(Bloomberg) — For months, President Prabowo Subianto’s moves to chip away at Indonesia’s long-established economic guardrails have stoked anxiety in markets. This week’s sudden rout suggests investor patience is wearing thin.

Most Read from Bloomberg

The ex-general has been causing unease with his populist spending measures, plans to dilute the central bank’s independence and aggressive policies against foreign businesses like Apple Inc. He fast-tracked laws to expand the role of the military too, triggering angry student protests in Jakarta.

The tipping point came on Tuesday, when rumors that Finance Minister Sri Mulyani Indrawati, who has kept a tight rein on spending during her cumulative 14 years in office, would resign. The stock market dropped the most in three years on the day, prompting government officials and Indrawati herself to come out, one by one, to dispel the speculation. Bank Indonesia was forced to step in to protect the rupiah, Asia’s worst performing currency this year.

The rumors have “renewed fears of reformists being purged and was a catalyst for exposing all the economic problems the country is facing,” said John Foo, founder of Valverde Investment Partners Pte.

While there’s been some reprieve in the markets since then, investors remain rattled by Prabowo’s policy moves, coming at a time when Southeast Asia’s biggest economy is also grappling with US President Donald Trump’s tariff threats and waning demand from China for raw materials.

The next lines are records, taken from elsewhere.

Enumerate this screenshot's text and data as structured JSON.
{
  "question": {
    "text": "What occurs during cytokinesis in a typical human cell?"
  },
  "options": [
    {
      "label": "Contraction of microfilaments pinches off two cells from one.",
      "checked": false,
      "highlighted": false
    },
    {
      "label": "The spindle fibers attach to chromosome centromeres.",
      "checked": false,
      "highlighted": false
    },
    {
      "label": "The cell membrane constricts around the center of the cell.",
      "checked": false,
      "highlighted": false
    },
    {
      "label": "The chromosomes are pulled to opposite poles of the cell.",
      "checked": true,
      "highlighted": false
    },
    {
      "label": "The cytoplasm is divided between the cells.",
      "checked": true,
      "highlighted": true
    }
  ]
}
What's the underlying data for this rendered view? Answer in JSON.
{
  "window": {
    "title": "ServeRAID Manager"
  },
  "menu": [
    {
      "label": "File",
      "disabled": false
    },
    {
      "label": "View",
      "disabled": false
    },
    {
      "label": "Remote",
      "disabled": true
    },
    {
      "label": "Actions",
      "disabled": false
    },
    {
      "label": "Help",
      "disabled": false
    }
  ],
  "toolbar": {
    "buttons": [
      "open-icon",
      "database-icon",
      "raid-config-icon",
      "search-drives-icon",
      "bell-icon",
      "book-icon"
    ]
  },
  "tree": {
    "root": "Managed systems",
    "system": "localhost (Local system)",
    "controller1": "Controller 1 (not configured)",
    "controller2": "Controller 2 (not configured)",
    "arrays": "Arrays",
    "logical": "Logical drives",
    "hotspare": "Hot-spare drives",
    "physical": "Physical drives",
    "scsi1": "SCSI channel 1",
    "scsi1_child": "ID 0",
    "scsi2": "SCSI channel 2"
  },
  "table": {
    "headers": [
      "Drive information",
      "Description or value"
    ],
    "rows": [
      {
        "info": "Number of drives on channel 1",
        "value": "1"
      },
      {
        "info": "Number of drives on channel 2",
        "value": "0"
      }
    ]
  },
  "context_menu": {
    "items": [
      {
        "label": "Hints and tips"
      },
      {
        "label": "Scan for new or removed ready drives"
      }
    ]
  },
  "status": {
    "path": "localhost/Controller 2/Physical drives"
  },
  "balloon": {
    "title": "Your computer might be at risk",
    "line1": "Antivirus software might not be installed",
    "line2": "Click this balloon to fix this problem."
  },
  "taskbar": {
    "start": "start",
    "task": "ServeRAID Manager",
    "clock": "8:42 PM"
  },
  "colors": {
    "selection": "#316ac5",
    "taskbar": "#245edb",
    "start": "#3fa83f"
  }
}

Top of mind for investors is the fiscal outlook. Once cited by Morgan Stanley as one of the “Fragile Five” markets prone to wild swings in foreign sentiment, Indonesia has steadily improved its credibility to investors thanks to prudent economic management that’s lifted its credit rating out of junk status.

Prabowo, 73, is now threatening to upend that trajectory. His policy steps since taking office in October could push the budget deficit closer to its legal limit of 3% of gross domestic product. He increased his cabinet to more than 100 from around 60 under his predecessor Joko Widodo. After a public outcry, he backtracked on hiking the value-added tax rate, a move which would’ve boosted government revenue.

He implemented a free lunch program for students — a signature campaign pledge — that will cost $30 billion a year, the equivalent of 14% of Indonesia’s entire 2024 budget. To pay for that, he slashed spending in other areas, like infrastructure projects and travel.